Resta spesso fermo davanti alla grata, con le orecchie dritte e lo sguardo rivolto verso chi attraversa il corridoio del rifugio.
Non cerca attenzione abbaiando e non si agita quando arrivano i volontari. Si limita ad avvicinarsi e ad aspettare.
È un cane che ha già conosciuto l’abbandono e che, da allora, vive all’interno della struttura in attesa di una nuova famiglia.
Il cane abbandonato che aspetta ancora nel rifugio
Il suo aspetto serio può farlo sembrare distante, ma chi si occupa di lui racconta un animale molto diverso.
Dietro quella postura composta c’è un cane sensibile, ancora capace di cercare il contatto e di affidarsi alle persone.
Quando qualcuno si ferma davanti al box, lo segue con lo sguardo. Non forza l’incontro, ma resta lì, come se aspettasse che sia l’altro a fare il primo passo.
Una nuova casa dopo l’abbandono
Non si conoscono tutti i dettagli della sua storia precedente, ma il distacco dalla famiglia con cui viveva ha segnato profondamente il suo comportamento.
Adesso ha bisogno soprattutto di stabilità, di un ambiente tranquillo e di qualcuno disposto a rispettare i suoi tempi.
Una casa, una cuccia calda, passeggiate regolari e una presenza costante potrebbero permettergli di lasciarsi alle spalle il periodo trascorso nel rifugio.
Per lui si cerca una famiglia definitiva
Il cane non ha perso la capacità di relazionarsi con le persone.
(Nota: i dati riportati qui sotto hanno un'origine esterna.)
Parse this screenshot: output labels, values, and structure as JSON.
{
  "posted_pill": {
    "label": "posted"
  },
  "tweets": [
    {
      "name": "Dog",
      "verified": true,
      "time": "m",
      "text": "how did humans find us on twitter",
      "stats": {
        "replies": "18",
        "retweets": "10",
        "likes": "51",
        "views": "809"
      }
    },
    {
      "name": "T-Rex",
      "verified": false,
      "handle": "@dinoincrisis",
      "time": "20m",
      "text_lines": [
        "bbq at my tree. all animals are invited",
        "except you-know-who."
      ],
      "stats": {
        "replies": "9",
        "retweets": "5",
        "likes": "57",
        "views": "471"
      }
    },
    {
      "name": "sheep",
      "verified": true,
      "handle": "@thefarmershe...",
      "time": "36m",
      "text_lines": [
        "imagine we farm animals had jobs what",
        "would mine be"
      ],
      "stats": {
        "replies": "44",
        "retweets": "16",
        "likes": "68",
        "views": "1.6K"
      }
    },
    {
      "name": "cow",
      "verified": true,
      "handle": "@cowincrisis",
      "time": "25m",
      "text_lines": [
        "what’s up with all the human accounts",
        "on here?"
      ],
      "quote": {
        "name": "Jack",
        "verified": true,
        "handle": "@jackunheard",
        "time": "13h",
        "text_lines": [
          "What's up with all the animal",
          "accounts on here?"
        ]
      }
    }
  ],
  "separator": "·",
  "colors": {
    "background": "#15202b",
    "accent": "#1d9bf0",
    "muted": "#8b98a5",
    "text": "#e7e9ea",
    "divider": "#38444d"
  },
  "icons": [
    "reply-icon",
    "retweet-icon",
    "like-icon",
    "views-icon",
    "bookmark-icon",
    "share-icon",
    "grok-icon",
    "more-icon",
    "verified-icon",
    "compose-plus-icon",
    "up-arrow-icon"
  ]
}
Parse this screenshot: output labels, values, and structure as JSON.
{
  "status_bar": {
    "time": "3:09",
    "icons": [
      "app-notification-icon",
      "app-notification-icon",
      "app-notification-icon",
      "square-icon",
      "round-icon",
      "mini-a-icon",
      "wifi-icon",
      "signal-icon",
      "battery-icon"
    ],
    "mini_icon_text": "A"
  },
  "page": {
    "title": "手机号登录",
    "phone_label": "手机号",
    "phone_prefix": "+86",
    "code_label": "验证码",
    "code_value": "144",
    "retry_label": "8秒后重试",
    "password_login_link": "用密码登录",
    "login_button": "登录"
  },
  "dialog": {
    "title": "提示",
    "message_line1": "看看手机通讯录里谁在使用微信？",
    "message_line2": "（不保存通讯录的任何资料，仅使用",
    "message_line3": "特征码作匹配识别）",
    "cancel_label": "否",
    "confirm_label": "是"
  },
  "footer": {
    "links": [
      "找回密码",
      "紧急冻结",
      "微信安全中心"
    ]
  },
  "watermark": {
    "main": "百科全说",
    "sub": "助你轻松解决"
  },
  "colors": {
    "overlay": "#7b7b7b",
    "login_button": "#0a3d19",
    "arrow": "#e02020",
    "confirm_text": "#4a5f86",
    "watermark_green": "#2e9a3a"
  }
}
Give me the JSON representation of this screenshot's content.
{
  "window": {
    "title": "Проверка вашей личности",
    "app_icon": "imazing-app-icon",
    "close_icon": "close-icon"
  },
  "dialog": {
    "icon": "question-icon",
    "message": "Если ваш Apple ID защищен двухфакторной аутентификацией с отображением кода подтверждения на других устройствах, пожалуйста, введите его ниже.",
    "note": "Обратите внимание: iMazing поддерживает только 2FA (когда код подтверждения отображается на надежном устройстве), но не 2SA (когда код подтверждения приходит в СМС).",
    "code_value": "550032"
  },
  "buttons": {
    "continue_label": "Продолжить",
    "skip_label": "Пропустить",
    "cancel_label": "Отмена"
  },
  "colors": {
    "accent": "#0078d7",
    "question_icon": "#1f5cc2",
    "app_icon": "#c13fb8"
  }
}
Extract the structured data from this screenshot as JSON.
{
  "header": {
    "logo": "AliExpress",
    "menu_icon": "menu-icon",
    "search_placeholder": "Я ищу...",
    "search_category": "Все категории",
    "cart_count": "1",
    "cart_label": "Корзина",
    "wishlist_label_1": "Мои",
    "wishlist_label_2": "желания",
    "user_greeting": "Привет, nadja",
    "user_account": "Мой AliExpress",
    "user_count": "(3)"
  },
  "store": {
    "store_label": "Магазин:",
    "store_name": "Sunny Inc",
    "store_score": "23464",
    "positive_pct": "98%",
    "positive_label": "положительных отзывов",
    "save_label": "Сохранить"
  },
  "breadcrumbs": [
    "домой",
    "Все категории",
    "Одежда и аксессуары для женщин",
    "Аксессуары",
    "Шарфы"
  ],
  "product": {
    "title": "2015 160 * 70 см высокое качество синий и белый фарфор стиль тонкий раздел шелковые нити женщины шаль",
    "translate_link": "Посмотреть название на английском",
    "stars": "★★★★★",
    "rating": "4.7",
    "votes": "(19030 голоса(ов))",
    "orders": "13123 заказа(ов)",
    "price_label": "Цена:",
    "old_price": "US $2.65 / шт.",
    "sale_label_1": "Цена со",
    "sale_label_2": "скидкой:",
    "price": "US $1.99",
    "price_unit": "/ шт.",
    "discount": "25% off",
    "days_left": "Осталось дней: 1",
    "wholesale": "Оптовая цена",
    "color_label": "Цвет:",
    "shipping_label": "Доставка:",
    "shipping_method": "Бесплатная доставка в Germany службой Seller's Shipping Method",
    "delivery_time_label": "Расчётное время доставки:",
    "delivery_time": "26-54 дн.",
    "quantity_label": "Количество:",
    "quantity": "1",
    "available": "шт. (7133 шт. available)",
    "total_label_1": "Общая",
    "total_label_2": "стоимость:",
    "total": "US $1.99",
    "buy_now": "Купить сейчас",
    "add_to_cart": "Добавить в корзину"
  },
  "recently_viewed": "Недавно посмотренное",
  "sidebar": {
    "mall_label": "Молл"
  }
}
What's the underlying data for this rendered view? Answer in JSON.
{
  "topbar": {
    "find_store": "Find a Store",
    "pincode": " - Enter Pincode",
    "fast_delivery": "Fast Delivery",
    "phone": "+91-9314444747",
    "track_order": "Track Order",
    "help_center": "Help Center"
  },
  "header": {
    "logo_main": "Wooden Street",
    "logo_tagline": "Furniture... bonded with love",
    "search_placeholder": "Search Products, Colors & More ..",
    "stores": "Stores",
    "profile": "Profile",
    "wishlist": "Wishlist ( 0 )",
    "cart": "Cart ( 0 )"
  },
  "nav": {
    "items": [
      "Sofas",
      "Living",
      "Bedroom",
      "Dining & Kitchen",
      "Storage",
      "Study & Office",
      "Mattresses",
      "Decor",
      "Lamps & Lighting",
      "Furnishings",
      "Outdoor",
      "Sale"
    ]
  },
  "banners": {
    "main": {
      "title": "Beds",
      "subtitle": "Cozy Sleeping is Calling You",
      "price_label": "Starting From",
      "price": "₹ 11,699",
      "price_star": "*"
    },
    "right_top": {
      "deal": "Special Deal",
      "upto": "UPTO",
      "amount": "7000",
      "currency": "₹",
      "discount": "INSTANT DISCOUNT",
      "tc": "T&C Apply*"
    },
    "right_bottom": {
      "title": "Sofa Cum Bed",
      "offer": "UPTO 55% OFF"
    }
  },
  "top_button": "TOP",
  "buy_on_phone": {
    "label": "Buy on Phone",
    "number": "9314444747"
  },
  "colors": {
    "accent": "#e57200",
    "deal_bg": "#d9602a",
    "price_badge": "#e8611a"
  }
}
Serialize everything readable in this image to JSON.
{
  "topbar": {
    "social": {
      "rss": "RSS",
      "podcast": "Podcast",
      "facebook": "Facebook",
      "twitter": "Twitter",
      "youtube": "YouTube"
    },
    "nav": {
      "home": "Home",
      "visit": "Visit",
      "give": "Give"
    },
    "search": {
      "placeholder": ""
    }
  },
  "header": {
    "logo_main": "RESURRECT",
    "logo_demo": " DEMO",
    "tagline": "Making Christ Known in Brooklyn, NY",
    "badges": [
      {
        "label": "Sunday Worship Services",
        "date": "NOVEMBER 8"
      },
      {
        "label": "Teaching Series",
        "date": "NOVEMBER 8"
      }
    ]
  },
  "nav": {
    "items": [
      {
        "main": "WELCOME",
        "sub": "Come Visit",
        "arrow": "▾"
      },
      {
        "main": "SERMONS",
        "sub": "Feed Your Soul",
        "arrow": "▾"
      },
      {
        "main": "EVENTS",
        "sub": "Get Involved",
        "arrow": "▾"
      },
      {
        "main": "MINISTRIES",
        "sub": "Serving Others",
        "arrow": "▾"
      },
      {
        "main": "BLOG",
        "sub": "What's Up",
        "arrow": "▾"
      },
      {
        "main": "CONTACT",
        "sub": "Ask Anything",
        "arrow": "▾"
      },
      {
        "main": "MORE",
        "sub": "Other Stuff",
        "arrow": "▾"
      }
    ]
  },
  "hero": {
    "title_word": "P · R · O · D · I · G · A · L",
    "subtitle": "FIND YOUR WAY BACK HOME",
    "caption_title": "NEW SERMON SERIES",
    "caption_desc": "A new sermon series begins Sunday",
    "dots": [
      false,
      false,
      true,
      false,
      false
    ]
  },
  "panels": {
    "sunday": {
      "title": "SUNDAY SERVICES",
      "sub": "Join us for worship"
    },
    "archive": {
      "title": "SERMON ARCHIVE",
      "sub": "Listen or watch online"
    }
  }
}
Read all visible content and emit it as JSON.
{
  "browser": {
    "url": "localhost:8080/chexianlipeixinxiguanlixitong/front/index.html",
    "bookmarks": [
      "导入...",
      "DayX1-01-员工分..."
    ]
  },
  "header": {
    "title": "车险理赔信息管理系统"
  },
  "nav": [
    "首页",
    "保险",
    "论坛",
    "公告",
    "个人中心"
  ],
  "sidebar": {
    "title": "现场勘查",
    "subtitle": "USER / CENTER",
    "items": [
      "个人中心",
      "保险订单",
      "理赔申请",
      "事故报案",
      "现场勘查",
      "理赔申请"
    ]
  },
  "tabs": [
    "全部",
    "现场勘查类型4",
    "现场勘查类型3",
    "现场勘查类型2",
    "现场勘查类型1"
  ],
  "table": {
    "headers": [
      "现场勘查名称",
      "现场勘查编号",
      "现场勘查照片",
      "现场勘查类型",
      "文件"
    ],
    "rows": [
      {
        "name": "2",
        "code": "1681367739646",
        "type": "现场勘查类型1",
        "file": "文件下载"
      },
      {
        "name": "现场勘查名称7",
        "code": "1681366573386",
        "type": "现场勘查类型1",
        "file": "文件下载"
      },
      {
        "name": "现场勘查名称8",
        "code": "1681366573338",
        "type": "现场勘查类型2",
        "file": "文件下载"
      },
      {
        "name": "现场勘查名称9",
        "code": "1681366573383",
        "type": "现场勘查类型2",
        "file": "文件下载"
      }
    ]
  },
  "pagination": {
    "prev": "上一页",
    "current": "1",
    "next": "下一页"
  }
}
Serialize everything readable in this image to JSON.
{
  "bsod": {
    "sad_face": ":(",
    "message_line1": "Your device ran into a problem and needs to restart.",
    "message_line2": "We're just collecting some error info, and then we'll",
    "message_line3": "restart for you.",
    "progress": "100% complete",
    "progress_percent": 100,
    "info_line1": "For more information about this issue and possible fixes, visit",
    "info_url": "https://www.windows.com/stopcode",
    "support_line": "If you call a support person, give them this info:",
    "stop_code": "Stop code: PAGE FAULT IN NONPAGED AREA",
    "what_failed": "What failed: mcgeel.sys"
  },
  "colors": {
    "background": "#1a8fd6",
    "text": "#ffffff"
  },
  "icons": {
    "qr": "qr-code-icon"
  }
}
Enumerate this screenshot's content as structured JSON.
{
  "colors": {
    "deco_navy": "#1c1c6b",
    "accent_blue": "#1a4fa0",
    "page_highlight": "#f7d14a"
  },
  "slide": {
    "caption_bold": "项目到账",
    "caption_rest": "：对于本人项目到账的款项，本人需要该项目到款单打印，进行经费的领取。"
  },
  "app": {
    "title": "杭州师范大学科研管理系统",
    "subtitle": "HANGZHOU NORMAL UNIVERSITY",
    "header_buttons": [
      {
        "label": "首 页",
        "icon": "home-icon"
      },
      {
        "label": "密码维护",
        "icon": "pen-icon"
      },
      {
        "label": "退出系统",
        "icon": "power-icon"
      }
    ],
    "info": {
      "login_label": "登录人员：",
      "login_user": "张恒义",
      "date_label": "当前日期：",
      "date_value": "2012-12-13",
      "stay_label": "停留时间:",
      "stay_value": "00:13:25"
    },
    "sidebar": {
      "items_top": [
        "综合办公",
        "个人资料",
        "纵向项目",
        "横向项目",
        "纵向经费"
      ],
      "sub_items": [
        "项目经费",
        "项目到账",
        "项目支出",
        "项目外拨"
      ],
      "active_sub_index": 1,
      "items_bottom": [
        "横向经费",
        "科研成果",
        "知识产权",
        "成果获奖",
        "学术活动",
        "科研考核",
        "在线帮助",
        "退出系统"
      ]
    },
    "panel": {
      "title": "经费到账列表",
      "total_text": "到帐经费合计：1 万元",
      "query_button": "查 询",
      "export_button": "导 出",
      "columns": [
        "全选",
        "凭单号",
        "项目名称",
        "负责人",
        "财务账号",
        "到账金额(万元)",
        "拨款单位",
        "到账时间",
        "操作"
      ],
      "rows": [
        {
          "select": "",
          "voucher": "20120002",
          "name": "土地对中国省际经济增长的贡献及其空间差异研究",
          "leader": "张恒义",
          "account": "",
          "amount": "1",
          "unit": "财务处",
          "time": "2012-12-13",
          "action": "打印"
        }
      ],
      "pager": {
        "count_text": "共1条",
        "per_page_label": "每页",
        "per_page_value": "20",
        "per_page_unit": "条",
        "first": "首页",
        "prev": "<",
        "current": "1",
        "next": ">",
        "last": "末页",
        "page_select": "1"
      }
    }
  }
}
Chi lo osserva da vicino vede un animale che, nonostante l’esperienza vissuta, continua a cercare una possibilità.
L’obiettivo è trovargli una sistemazione definitiva, evitando che il box diventi il luogo in cui trascorrere ancora molti mesi.
Per ora continua ad aspettare, in silenzio, dietro quelle sbarre.